Il partito democratico, per il momento, lo segue. Con blande critiche e mugugni alla nuova formulazione del senato, non più elettivo, da parte dell’opposizione bersaniana – ma Cuperlo ha preventivamente aperto anche al rafforzamento dei poteri del premier, in regime iper maggioritario -, che alla fine si è astenuta. Con critiche più nette da parte della minoranza di Civati – ha parlato il senatore Casson – che poi ha votato contro. Premessa a un voto contrario nell’aula al senato che può essere importante: alla legge costituzionale non basterà la maggioranza semplice che il governo ha raccolto sulle province (senza i due terzi c’è il referendum). Forza Italia non si è ancora sfilata, ma certo la firma di Renzi (con Boschi e Del Rio) in calce al disegno di legge non facilita il lavoro all’opposizione (Gasparri e Matteoli già protestano).
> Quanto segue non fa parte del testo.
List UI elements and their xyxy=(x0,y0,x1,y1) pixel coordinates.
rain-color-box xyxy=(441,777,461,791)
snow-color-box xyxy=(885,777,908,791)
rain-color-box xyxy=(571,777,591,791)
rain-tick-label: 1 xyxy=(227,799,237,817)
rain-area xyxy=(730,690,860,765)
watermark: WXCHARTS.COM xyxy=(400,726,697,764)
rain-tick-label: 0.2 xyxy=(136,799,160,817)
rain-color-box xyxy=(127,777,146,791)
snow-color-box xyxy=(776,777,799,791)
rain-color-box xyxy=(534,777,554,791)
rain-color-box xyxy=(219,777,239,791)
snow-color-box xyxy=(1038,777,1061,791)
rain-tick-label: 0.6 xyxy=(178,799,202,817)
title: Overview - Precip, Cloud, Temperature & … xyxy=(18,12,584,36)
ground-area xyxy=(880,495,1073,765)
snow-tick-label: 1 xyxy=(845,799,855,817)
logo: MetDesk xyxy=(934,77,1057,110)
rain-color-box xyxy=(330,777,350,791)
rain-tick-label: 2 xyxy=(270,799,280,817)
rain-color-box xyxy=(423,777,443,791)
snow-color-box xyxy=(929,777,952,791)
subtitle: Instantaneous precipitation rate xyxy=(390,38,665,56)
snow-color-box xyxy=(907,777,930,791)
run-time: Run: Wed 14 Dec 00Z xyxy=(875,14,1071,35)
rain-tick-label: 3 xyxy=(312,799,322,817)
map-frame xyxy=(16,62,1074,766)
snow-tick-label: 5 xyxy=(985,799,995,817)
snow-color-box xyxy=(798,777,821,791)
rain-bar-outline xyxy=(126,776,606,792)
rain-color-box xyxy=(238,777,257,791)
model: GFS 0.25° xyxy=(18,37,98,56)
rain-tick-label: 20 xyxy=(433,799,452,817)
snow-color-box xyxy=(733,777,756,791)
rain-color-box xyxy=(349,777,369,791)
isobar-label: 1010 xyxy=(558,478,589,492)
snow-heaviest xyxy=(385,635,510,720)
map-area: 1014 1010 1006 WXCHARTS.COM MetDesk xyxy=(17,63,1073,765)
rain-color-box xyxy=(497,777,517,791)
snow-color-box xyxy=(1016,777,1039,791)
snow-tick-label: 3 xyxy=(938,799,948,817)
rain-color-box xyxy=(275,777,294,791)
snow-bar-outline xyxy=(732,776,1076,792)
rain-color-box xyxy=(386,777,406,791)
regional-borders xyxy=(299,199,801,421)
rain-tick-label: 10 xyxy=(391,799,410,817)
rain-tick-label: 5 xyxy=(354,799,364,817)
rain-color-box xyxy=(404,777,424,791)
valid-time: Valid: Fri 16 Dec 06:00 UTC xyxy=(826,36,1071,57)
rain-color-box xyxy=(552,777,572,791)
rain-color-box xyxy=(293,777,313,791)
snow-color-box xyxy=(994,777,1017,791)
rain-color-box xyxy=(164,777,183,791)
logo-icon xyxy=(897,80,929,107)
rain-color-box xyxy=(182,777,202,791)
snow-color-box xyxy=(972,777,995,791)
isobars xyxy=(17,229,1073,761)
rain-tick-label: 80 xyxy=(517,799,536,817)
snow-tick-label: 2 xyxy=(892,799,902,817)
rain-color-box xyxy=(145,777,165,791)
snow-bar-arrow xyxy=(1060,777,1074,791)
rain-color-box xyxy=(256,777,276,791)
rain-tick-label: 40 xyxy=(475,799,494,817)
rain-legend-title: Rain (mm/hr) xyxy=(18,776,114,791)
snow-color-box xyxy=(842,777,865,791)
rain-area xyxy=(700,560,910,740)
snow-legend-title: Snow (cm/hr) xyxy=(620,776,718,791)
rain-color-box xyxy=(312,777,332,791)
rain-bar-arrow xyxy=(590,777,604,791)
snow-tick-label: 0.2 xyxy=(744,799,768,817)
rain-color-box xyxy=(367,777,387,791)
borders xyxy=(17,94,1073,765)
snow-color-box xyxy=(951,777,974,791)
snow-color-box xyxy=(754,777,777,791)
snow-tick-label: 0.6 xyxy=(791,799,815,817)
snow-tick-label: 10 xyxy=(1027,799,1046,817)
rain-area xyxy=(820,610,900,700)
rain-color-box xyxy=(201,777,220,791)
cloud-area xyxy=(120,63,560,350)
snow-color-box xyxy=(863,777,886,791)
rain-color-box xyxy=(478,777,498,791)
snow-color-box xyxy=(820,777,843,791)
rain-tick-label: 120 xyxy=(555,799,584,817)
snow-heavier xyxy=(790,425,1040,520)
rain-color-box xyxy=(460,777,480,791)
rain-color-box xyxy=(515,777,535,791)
Davanti alla direzione del Pd, ieri pomeriggio, Renzi non ha voluto dedicare troppe parole alla riforma del bicameralismo. Basta un tweet, ha detto. Un po’ perché gli argomenti erano molti, un po’ perché «sono solo 30 anni che se ne discute, le posizioni sono note». E poi, ha avvertito, il partito ha già approvato le linee guida della riforma in una precedente direzione. Vero, ma allora – 6 febbraio scorso – Renzi aveva detto che il nuovo senato non poteva che essere costruito attorno ai sindaci dei comuni capoluogo («l’Italia l’hanno fatta le città»). Adesso l’impostazione è rovesciata e la parte del leone nel nuovo «senato delle autonomie» la faranno presidenti e consiglieri regionali. Senza contare che in quella direzione Renzi aveva addirittura chiesto scusa per aver dato l’impressione di voler trattare la riforma del Titolo V assieme a quella del bicameralismo: ieri ha sostenuto che è giusto e utile affrontare i due argomenti in un unico disegno di legge costituzionale. Vero è che quel 6 febbraio il segretario del Pd aveva anche invitato Enrico Letta, seduto in prima fila, ad andare avanti…
Lunedì dunque il Consiglio dei ministri approverà il disegno di legge che trasforma il senato in un organo di rappresentanza di secondo livello: non sarà più eletto dai cittadini. Lunedì è il 31 marzo: «Avevamo promesso di presentarlo entro marzo» ha fatto il guascone Renzi, dimenticando che la prima promessa era per il 15 di febbraio. I colloqui con i rappresentanti di regioni, comuni e consigli regionali non hanno permesso di trovare un accordo, visto che ognuno partiva da richieste opposte. La delegazione dei nominati dal Quirinale diminuirà notevolmente (dovevano essere 21, tanti quanto un gruppo parlamentare) ma non dovrebbe sparire del tutto. Resta il potere del governo di imporre al parlamento la discussione di un disegno di legge entro 60 giorni o meno (e restano i decreti legge, strumento per lo più sconosciuto altrove), mentre il rafforzamento dei poteri del premier dovrebbe essere affidato a un emendamento successivo. Resiste in una parte della minoranza Pd l’intenzione di tornare alla carica sulla eleggibilità dei senatori, tutti o «almeno una quota», come ha detto il portavoce dei «Giovani turchi» Verducci, senatore. Per Renzi e i renziani si tratta di resistenze corporative: «C’è un consenso da parte dei cittadini che i senatori non possono ignorare», ha detto la ministra Boschi, che spera ancora che la riforma venga approvata prima delle elezioni europee. Citato en passant nella direzione Pd anche l’appello di diversi giuristi (Carlassare, Azzariti, Rodotà, Zagrebelsky e altre personalità) contro la riforma costituzionale e della legge elettorale. L’appello denuncia il tentativo di una «svolta autoritaria». Per Cuperlo «non va preso come un tentativo di sabotaggio».